Ouagadougou, 18 nov. 2021 (AIB)-Les acteurs de l’inclusion financière ont entamé jeudi pour deux jours, des réflexions pour un meilleur accès des populations aux produits et services financiers dans un contexte de défis sécuritaire au Burkina Faso.

Les travaux de la session 2021 du Cadre national de concertation des acteurs de l’inclusion financière ont débuté ce jeudi dans la capitale burkinabè et vont s’achever demain vendredi.

Ils s’articulent autour du thème « Inclusion financière et situation sécuritaire au Burkina Faso : Quelles innovations pour un meilleur accès des populations aux produits et services financiers ? ».
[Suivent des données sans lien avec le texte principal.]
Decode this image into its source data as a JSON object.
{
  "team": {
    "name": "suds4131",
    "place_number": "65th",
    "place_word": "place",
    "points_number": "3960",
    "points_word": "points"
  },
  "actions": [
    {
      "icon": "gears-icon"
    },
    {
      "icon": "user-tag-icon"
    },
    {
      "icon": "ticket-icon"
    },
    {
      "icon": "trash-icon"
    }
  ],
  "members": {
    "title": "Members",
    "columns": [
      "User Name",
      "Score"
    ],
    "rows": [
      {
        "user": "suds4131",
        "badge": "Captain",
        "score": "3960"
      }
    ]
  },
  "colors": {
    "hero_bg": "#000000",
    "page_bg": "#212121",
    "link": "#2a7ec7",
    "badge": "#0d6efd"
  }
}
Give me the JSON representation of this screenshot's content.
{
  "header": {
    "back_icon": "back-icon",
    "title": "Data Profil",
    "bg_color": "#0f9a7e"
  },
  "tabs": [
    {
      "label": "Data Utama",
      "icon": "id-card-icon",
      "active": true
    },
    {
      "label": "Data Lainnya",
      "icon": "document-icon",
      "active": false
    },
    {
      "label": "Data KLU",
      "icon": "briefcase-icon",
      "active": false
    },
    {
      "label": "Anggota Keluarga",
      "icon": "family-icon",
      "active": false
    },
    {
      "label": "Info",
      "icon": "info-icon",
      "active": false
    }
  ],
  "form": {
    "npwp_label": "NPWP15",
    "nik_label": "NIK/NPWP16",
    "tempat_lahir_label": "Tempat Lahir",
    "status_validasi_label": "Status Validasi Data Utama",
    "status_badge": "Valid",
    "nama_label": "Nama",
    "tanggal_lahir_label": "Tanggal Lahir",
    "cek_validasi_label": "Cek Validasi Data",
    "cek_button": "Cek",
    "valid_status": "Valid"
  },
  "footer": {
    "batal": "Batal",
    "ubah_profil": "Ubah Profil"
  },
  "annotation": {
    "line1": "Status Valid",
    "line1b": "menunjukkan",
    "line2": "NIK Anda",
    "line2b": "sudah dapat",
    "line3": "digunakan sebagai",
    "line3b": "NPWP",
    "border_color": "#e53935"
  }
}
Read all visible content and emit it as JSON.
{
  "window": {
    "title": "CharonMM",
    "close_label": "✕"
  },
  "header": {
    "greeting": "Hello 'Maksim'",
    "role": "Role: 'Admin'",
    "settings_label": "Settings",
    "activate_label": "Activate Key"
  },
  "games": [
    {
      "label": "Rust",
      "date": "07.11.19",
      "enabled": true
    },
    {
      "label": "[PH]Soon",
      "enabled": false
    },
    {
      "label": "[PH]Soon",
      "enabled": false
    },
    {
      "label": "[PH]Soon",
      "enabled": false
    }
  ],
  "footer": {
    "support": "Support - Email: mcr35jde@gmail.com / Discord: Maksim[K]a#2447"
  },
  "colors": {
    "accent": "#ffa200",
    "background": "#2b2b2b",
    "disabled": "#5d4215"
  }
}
Selon le représentant du ministre en charge des Finances, Dr Abel Somé, ce thème donnera l’occasion aux acteurs de l’écosystème financier d’échanger sur leurs  préoccupations  et  de  créer  une  synergie  d’actions  en  vue  de  renforcer la résilience du secteur de l’inclusion financière, dans ce contexte d’insécurité.

Il a expliqué que « du  côté  de  l’offre,  les  fournisseurs  de  services  financiers ne parviennent plus à offrir des produits et services financiers dans les zones en proie à l’insécurité ».

 

Le représentant du ministre en charge des Finances, Dr Abel Somé

Aussi, les fournisseurs ne prennent plus le risque de s’y implanter, a-t-il poursuivi. En plus de cela, M. Somé a regretté que certains prestataires de services financiers qui s’étaient déjà implantés, aient été contraints de fermer des points de service.
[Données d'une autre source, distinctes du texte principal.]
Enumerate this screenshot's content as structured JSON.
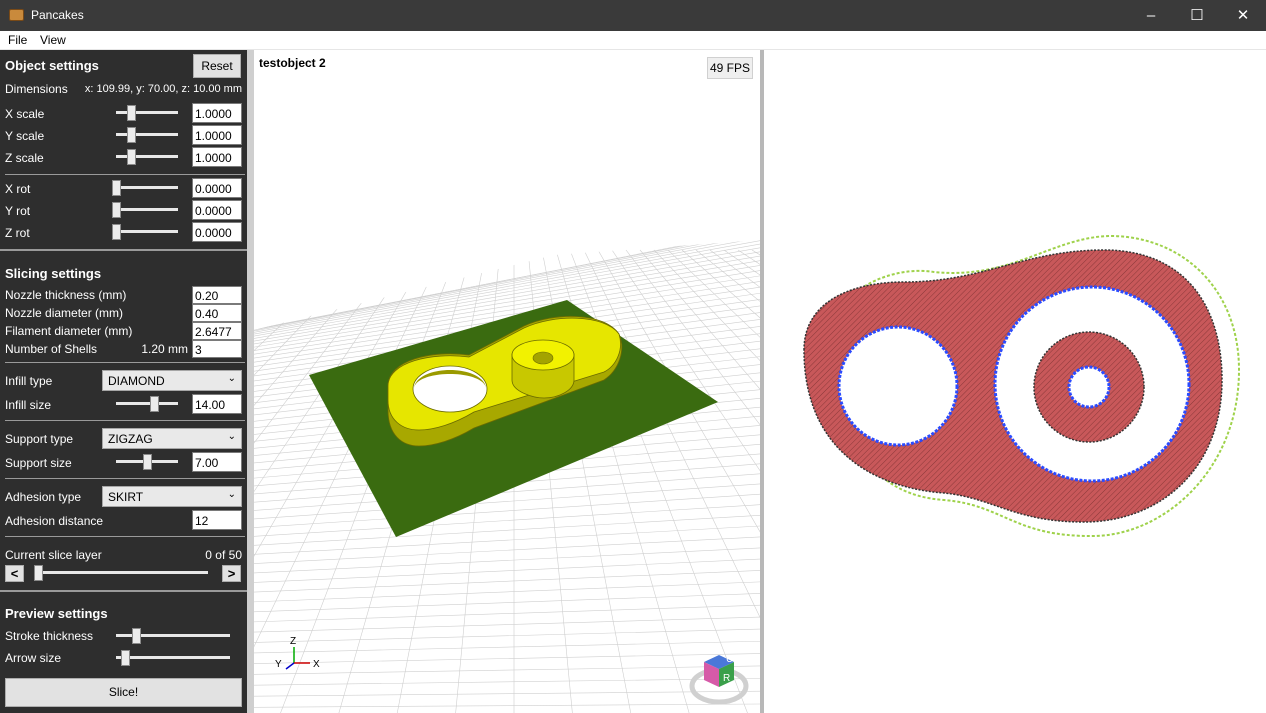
{
  "window": {
    "title": "Pancakes",
    "minimize": "–",
    "maximize": "☐",
    "close": "✕"
  },
  "menu": [
    "File",
    "View"
  ],
  "object_settings": {
    "title": "Object settings",
    "reset": "Reset",
    "dimensions_label": "Dimensions",
    "dimensions_value": "x: 109.99, y: 70.00, z: 10.00 mm",
    "x_scale": {
      "label": "X scale",
      "value": "1.0000",
      "slider": 0.2
    },
    "y_scale": {
      "label": "Y scale",
      "value": "1.0000",
      "slider": 0.2
    },
    "z_scale": {
      "label": "Z scale",
      "value": "1.0000",
      "slider": 0.2
    },
    "x_rot": {
      "label": "X rot",
      "value": "0.0000",
      "slider": 0
    },
    "y_rot": {
      "label": "Y rot",
      "value": "0.0000",
      "slider": 0
    },
    "z_rot": {
      "label": "Z rot",
      "value": "0.0000",
      "slider": 0
    }
  },
  "slicing_settings": {
    "title": "Slicing settings",
    "nozzle_thickness": {
      "label": "Nozzle thickness (mm)",
      "value": "0.20"
    },
    "nozzle_diameter": {
      "label": "Nozzle diameter (mm)",
      "value": "0.40"
    },
    "filament_diameter": {
      "label": "Filament diameter (mm)",
      "value": "2.6477"
    },
    "shells": {
      "label": "Number of Shells",
      "info": "1.20 mm",
      "value": "3"
    },
    "infill_type": {
      "label": "Infill type",
      "value": "DIAMOND"
    },
    "infill_size": {
      "label": "Infill size",
      "value": "14.00",
      "slider": 0.65
    },
    "support_type": {
      "label": "Support type",
      "value": "ZIGZAG"
    },
    "support_size": {
      "label": "Support size",
      "value": "7.00",
      "slider": 0.5
    },
    "adhesion_type": {
      "label": "Adhesion type",
      "value": "SKIRT"
    },
    "adhesion_distance": {
      "label": "Adhesion distance",
      "value": "12"
    },
    "slice_layer": {
      "label": "Current slice layer",
      "value": "0 of 50",
      "prev": "<",
      "next": ">",
      "slider": 0
    }
  },
  "preview_settings": {
    "title": "Preview settings",
    "stroke_thickness": {
      "label": "Stroke thickness",
      "slider": 0.15
    },
    "arrow_size": {
      "label": "Arrow size",
      "slider": 0.05
    }
  },
  "slice_button": "Slice!",
  "viewport3d": {
    "object_name": "testobject 2",
    "fps": "49 FPS",
    "axis_x": "X",
    "axis_z": "Z",
    "cube_u": "U",
    "cube_r": "R",
    "plate_color": "#3a6b10",
    "object_color": "#e0e000"
  },
  "viewport2d": {
    "fill_color": "#c8585a",
    "skirt_color": "#9fd24b",
    "inner_wall_color": "#2a4bff"
  }
}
Pour ce qui concerne le volet de la demande, il a fait savoir que la faiblesse des revenus des populations victimes d’insécurité, surtout en milieu rural, limite leur consommation en produits et services financiers.

« La plupart des Personnes déplacées internes (PDI), les personnes restées dans les localités en proie à l’insécurité ainsi que les communautés accueillant les PDI, n’ont pas un  accès adéquat aux services sociaux de base et ont perdu des actifs et des biens produits », a-t-il dit .

A l’entendre, c’est au regard de toutes ces difficultés que rencontrent les institutions financières et les populations que le Cadre national de concertation des acteurs de l’inclusion financière s’est senti interpelé.

 

Les participants vont réfléchir pendant deux jours autour du thème « Inclusion financière et situation sécuritaire au Burkina Faso : Quelles innovations pour un meilleur accès des populations aux produits et services financiers ? ».

Il a soutenu que l’inclusion financière constitue un levier important pour le  développement au sens qu’elle favorise la participation des individus et des entreprises aux activités économiques et permet  non seulement, de créer  des  emplois, d’augmenter le revenu des agents économiques mais aussi de réduire la pauvreté.

« Même si le bilan de l’inclusion financière au Burkina Faso est assez intéressant, avec un taux de 75%, il reste quand même 25% des populations, soit environ 6 millions de jeunes, qui n’ont pas accès ou ont perdu l’accès aux services financiers, à recouvrer », a déclaré le secrétaire permanent de la promotion de l’inclusion financière, Lin Hien.

Il a invité les participants aux travaux, à partager leurs expériences sur les bonnes pratiques, à identifier des  partenariats possibles et à proposer des mécanismes ou des  offres innovantes pouvant favoriser l’inclusion financière et la résilience.